Rather than an act of protest, for Walsh, hearing The Star Spangled Banner became one final cue to centre himself, gather his composure, and visualize the performance he was about to give.

In this instance, now that he was on the field with all of the sounds and sunshine and stimuli around him, he was able to mentally rehearse inside the competitive cauldron.

This time, with even more intent than before:

“It was during this brief moment that I would remove myself mentally from the activities and considerable energy around me on the sidelines. I visualized that I was looking at the football field through a big plate-glass window, removed, in a sense, so I wouldn't get overly involved emotionally and could stay with what I had prepared prior to the game. Clear thinking and overly charged emotions are usually antithetical.
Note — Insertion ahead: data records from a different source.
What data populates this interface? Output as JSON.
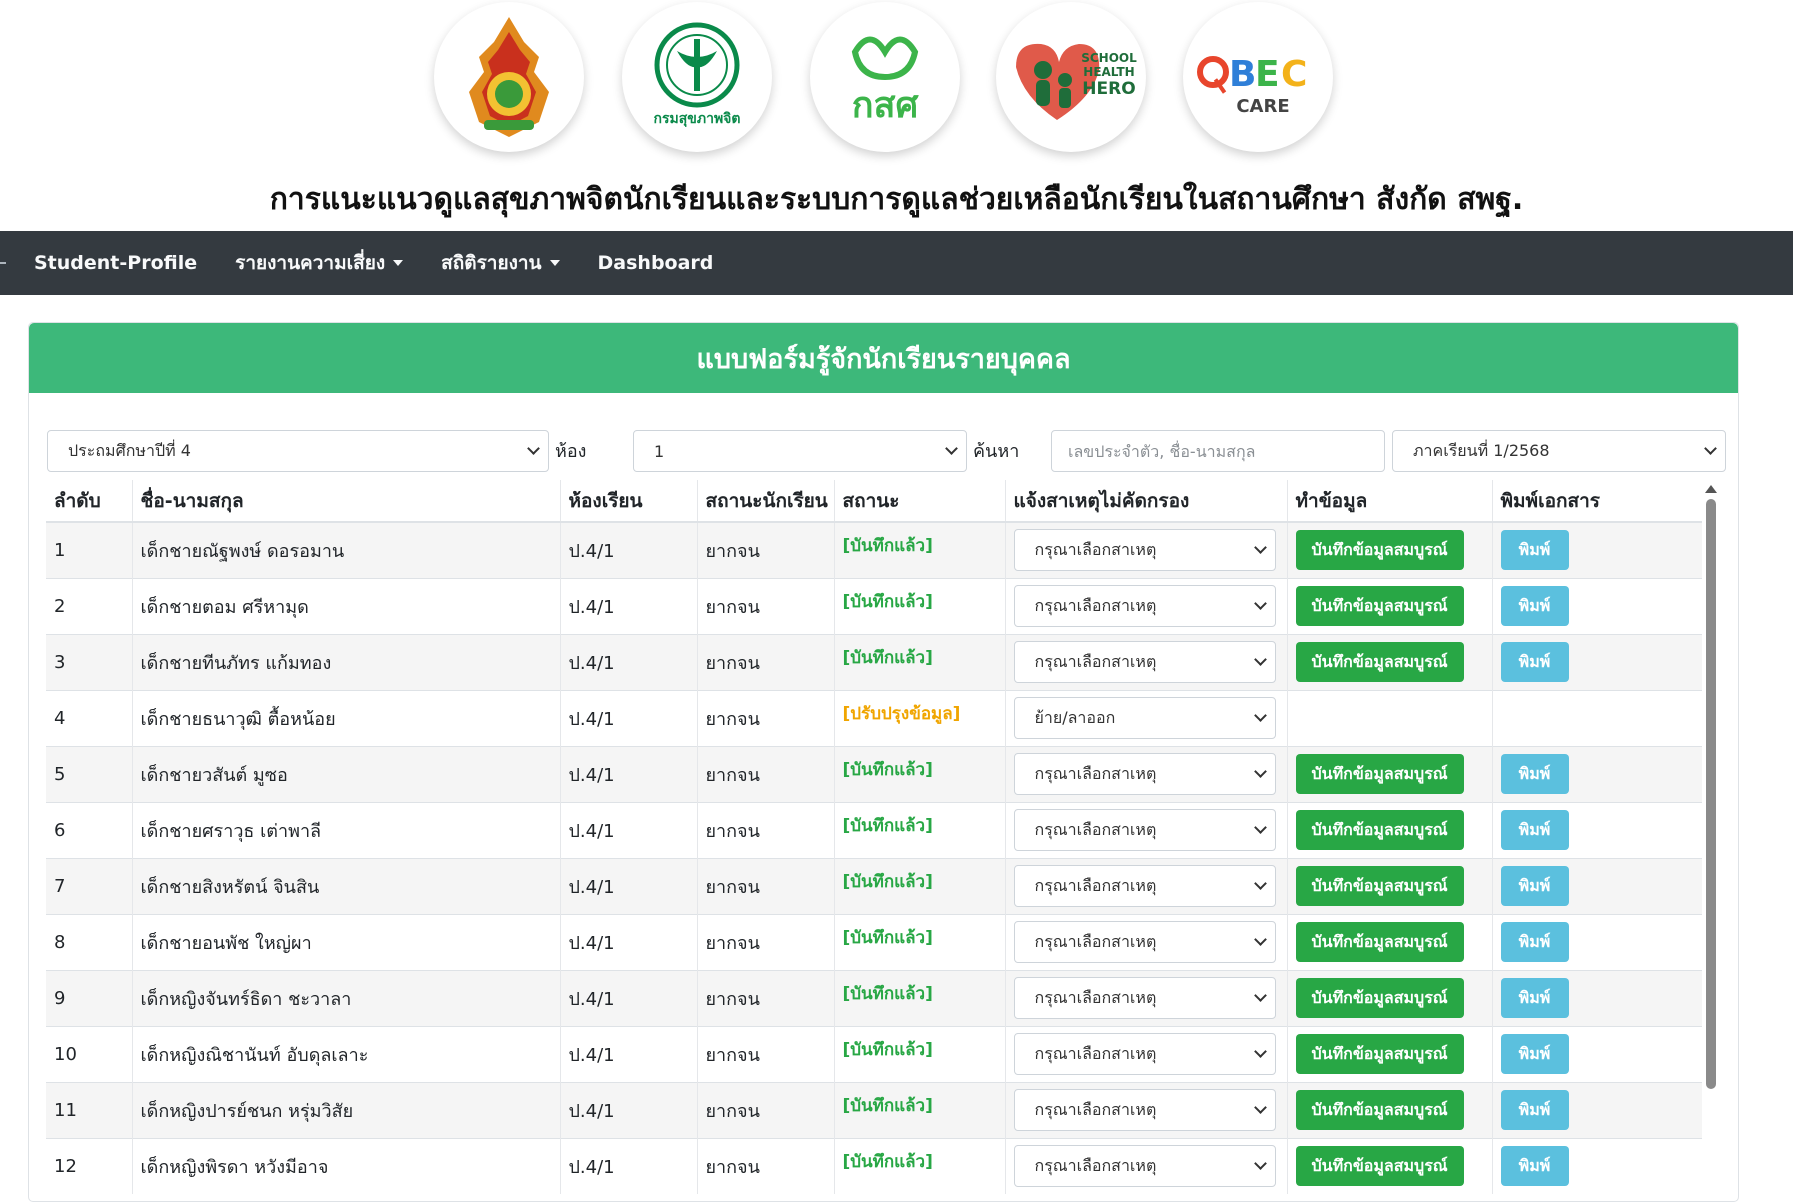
{
  "logos": [
    {
      "name": "obec-emblem-logo",
      "color": "#e08a1e"
    },
    {
      "name": "department-of-mental-health-logo",
      "color": "#0a8a4a",
      "text": "กรมสุขภาพจิต"
    },
    {
      "name": "thaihealth-logo",
      "color": "#3cb44a",
      "text": "กสศ"
    },
    {
      "name": "school-health-hero-logo",
      "color": "#e05a4a",
      "text": "SCHOOL HEALTH HERO"
    },
    {
      "name": "obec-care-logo",
      "color": "#2f7fd8",
      "text": "OBEC",
      "subtext": "CARE"
    }
  ],
  "header": {
    "title": "การแนะแนวดูแลสุขภาพจิตนักเรียนและระบบการดูแลช่วยเหลือนักเรียนในสถานศึกษา สังกัด สพฐ."
  },
  "nav": {
    "items": [
      {
        "label": "Student-Profile",
        "dropdown": false
      },
      {
        "label": "รายงานความเสี่ยง",
        "dropdown": true
      },
      {
        "label": "สถิติรายงาน",
        "dropdown": true
      },
      {
        "label": "Dashboard",
        "dropdown": false
      }
    ]
  },
  "card": {
    "title": "แบบฟอร์มรู้จักนักเรียนรายบุคคล"
  },
  "filters": {
    "grade_value": "ประถมศึกษาปีที่ 4",
    "room_label": "ห้อง",
    "room_value": "1",
    "search_label": "ค้นหา",
    "search_placeholder": "เลขประจำตัว, ชื่อ-นามสกุล",
    "term_value": "ภาคเรียนที่ 1/2568"
  },
  "table": {
    "headers": [
      "ลำดับ",
      "ชื่อ-นามสกุล",
      "ห้องเรียน",
      "สถานะนักเรียน",
      "สถานะ",
      "แจ้งสาเหตุไม่คัดกรอง",
      "ทำข้อมูล",
      "พิมพ์เอกสาร"
    ],
    "save_label": "บันทึกข้อมูลสมบูรณ์",
    "print_label": "พิมพ์",
    "rows": [
      {
        "no": "1",
        "name": "เด็กชายณัฐพงษ์ ดอรอมาน",
        "room": "ป.4/1",
        "student_status": "ยากจน",
        "status": "[บันทึกแล้ว]",
        "status_type": "saved",
        "reason": "กรุณาเลือกสาเหตุ",
        "actions": true
      },
      {
        "no": "2",
        "name": "เด็กชายตอม ศรีหามุด",
        "room": "ป.4/1",
        "student_status": "ยากจน",
        "status": "[บันทึกแล้ว]",
        "status_type": "saved",
        "reason": "กรุณาเลือกสาเหตุ",
        "actions": true
      },
      {
        "no": "3",
        "name": "เด็กชายทีนภัทร แก้มทอง",
        "room": "ป.4/1",
        "student_status": "ยากจน",
        "status": "[บันทึกแล้ว]",
        "status_type": "saved",
        "reason": "กรุณาเลือกสาเหตุ",
        "actions": true
      },
      {
        "no": "4",
        "name": "เด็กชายธนาวุฒิ ตื้อหน้อย",
        "room": "ป.4/1",
        "student_status": "ยากจน",
        "status": "[ปรับปรุงข้อมูล]",
        "status_type": "update",
        "reason": "ย้าย/ลาออก",
        "actions": false
      },
      {
        "no": "5",
        "name": "เด็กชายวสันต์ มูซอ",
        "room": "ป.4/1",
        "student_status": "ยากจน",
        "status": "[บันทึกแล้ว]",
        "status_type": "saved",
        "reason": "กรุณาเลือกสาเหตุ",
        "actions": true
      },
      {
        "no": "6",
        "name": "เด็กชายศราวุธ เต่าพาลี",
        "room": "ป.4/1",
        "student_status": "ยากจน",
        "status": "[บันทึกแล้ว]",
        "status_type": "saved",
        "reason": "กรุณาเลือกสาเหตุ",
        "actions": true
      },
      {
        "no": "7",
        "name": "เด็กชายสิงหรัตน์ จินสิน",
        "room": "ป.4/1",
        "student_status": "ยากจน",
        "status": "[บันทึกแล้ว]",
        "status_type": "saved",
        "reason": "กรุณาเลือกสาเหตุ",
        "actions": true
      },
      {
        "no": "8",
        "name": "เด็กชายอนพัช ใหญ่ผา",
        "room": "ป.4/1",
        "student_status": "ยากจน",
        "status": "[บันทึกแล้ว]",
        "status_type": "saved",
        "reason": "กรุณาเลือกสาเหตุ",
        "actions": true
      },
      {
        "no": "9",
        "name": "เด็กหญิงจันทร์ธิดา ชะวาลา",
        "room": "ป.4/1",
        "student_status": "ยากจน",
        "status": "[บันทึกแล้ว]",
        "status_type": "saved",
        "reason": "กรุณาเลือกสาเหตุ",
        "actions": true
      },
      {
        "no": "10",
        "name": "เด็กหญิงณิชานันท์ อับดุลเลาะ",
        "room": "ป.4/1",
        "student_status": "ยากจน",
        "status": "[บันทึกแล้ว]",
        "status_type": "saved",
        "reason": "กรุณาเลือกสาเหตุ",
        "actions": true
      },
      {
        "no": "11",
        "name": "เด็กหญิงปารย์ชนก หรุ่มวิสัย",
        "room": "ป.4/1",
        "student_status": "ยากจน",
        "status": "[บันทึกแล้ว]",
        "status_type": "saved",
        "reason": "กรุณาเลือกสาเหตุ",
        "actions": true
      },
      {
        "no": "12",
        "name": "เด็กหญิงพิรดา หวังมีอาจ",
        "room": "ป.4/1",
        "student_status": "ยากจน",
        "status": "[บันทึกแล้ว]",
        "status_type": "saved",
        "reason": "กรุณาเลือกสาเหตุ",
        "actions": true
      }
    ]
  }
}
I actually think my heart rate may have gone down as kickoff approached. A sense of calm came over me. If a person can be extremely intense, extraordinarily focused, and completely composed all at the same time, I guess that's the state I achieved through not singing the national anthem.

By kickoff, I had blocked out crowd noise and all the crazy energy and activity on the sidelines, which are disruptive to good decision making. It may have been as pleasing a sensation as any I ever got as a coach.

The state of mind I could achieve as a game was about to begin was pure, so free of dissonance - it was just the best. The ritual created it. It was the gladiator mindset, free of stress, distractions, and emotionalism, that got me ready for the competition and allowed me to work at my highest level."

Bill Walsh believed that achieving excellence in a hyper-competitive landscape required superior planning. In his mind, being prepared helped alleviate a lot of the anxiety that can cripple performers during games.

He also knew that those same anxieties and worries that could destroy his players had the potential to derail him. So he prepared himself for possibility.

What is your routine to mentally prepare yourself to perform?

Cody’s Notes

  • Walsh’s pre-game process isn’t extraordinary. He attached intent and meaning to regular activities, like walking through the locker room.

  • By acknowledging the natural feelings that arise from doing hard things (excitement, stress, distractions, hopes, fears, worry) you get to choose how you respond to them. In Walsh’s case, he parked them for 3 hours every Sunday afternoon.

  • This type of mental preparation requires conditioning. You cannot merely do it once and expect to have razor-sharp focus and full control over your mental state.

  • I recommend practicing in the practice environment. Have a similar priming and rehearsal ritual every day at training.

  • If Bill Walsh can make time for this process before coaching an NFL game, you can make time for your own process.